On peut tout au plus affirmer que ce prophète des temps postexiliens vivait à Jérusalem, sinon en Judée ; mais son livret, aux tableaux pleins de mouvement, compte parmi les plus belles pages littéraires de la Bible. Il comprend deux parties, qui reprennent le même thème dans des perspectives différentes :
1° I – II, 27. Au temps de Joël, le pays de Juda connut une invasion extraordinaire de sauterelles (I, 1-12) ; le fléau eut des suites tellement graves que le Prophète, éclairé par Dieu, y vit le châtiment des fautes d’Israël ; aussi invita-t-il le peuple au repentir, les prêtres à la prière (I, 13-20). Bien plus, il regarde la calamité comme l’inauguration du « jour de Yahweh », cette manifestation du Seigneur venant aux derniers temps juger le monde et instaurer son royaume définitif ; dans cette pensée, Joël reprend la description du fléau en termes apocalyptiques et invite de nouveau à la prière et au repentir (II, 1-17). Il reçoit de Dieu un oracle de salut, la promesse que la calamité va cesser, et que le pays retrouvera sa prospérité : car le Seigneur demeure parmi les siens (II, 18-27)

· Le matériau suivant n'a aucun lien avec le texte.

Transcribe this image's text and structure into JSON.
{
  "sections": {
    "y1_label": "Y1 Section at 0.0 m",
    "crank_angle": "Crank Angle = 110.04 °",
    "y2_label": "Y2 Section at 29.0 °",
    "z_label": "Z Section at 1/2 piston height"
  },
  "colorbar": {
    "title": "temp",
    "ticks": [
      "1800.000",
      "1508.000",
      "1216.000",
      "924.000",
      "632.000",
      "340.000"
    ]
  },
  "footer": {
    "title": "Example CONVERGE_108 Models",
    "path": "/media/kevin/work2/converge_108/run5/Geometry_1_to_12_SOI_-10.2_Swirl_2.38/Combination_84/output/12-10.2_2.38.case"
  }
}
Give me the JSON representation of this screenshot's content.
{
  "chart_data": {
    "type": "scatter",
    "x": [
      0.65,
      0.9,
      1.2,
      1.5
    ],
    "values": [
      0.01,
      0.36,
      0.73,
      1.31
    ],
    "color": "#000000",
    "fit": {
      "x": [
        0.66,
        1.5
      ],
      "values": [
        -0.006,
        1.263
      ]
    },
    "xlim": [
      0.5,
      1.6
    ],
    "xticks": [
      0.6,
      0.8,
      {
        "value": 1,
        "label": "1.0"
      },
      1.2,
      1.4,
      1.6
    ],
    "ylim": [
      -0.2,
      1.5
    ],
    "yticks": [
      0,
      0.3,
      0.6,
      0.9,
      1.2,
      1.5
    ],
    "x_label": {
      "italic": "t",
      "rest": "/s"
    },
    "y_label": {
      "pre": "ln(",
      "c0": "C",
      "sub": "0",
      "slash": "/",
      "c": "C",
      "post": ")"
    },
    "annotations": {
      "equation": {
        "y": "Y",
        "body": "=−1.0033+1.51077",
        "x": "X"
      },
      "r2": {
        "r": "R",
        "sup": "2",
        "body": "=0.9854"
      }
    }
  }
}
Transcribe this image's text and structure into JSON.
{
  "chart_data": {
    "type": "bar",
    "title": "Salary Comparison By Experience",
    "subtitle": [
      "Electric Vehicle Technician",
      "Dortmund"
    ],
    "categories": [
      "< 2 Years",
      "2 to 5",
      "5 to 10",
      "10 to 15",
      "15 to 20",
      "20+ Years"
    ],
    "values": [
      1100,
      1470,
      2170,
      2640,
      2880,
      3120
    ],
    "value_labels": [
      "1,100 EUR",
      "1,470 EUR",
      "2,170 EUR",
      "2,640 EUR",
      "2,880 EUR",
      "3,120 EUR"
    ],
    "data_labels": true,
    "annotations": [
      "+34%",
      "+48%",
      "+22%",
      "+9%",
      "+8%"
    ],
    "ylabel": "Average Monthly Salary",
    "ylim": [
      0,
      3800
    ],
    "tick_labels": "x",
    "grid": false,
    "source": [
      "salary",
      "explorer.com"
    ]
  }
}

2° III, 1 – IV. Cette deuxième partie transporte le lecteur aux derniers temps et décrit in extenso le Jour du Seigneur annoncé précédemment : il n’aura rien de redoutable pour Israël (III, 1-5), qui recevra des faveurs spirituelles extraordinaires, l’effusion de l’Esprit de Dieu (cf. Ézéchiel XXXVI, 26-37) avec tous ses effets charismatiques (cf. Actes II, 17-21). Des prodiges cosmiques annonceront le jugement des païens ; c’est en vain qu’ils se révolteront, ils n’échapperont pas à la destruction. Mais les Israélites sauvés seront réunis dans la Terre Sainte transformée en paradis ; et le Seigneur y résidera à jamais au milieu de son peuple (IV).
Cet enseignement est caractéristique. Si déjà l’absence de roi à Jérusalem, où cependant le Temple existe, la mention des Perses et même des Grecs, une citation probable d’Abdias verset 17 (cf. III, 5), invitent à dater le livre du Ve siècle, il faut ajouter que la doctrine de Joël corrobore cette opinion : ses préoccupations cultuelles, son exposé détaillé du Jour du Seigneur, et plus encore le tour nationaliste de son espérance messianique, font penser aux années qui suivirent la réforme d’Esdras et de Néhémias, à la fin du Ve siècle, Néanmoins cette quasi-xénophobie qui l’anime est tempérée providentiellement, peut-être à son insu, par l’espérance d’un salut malgré tout universel : II, 32.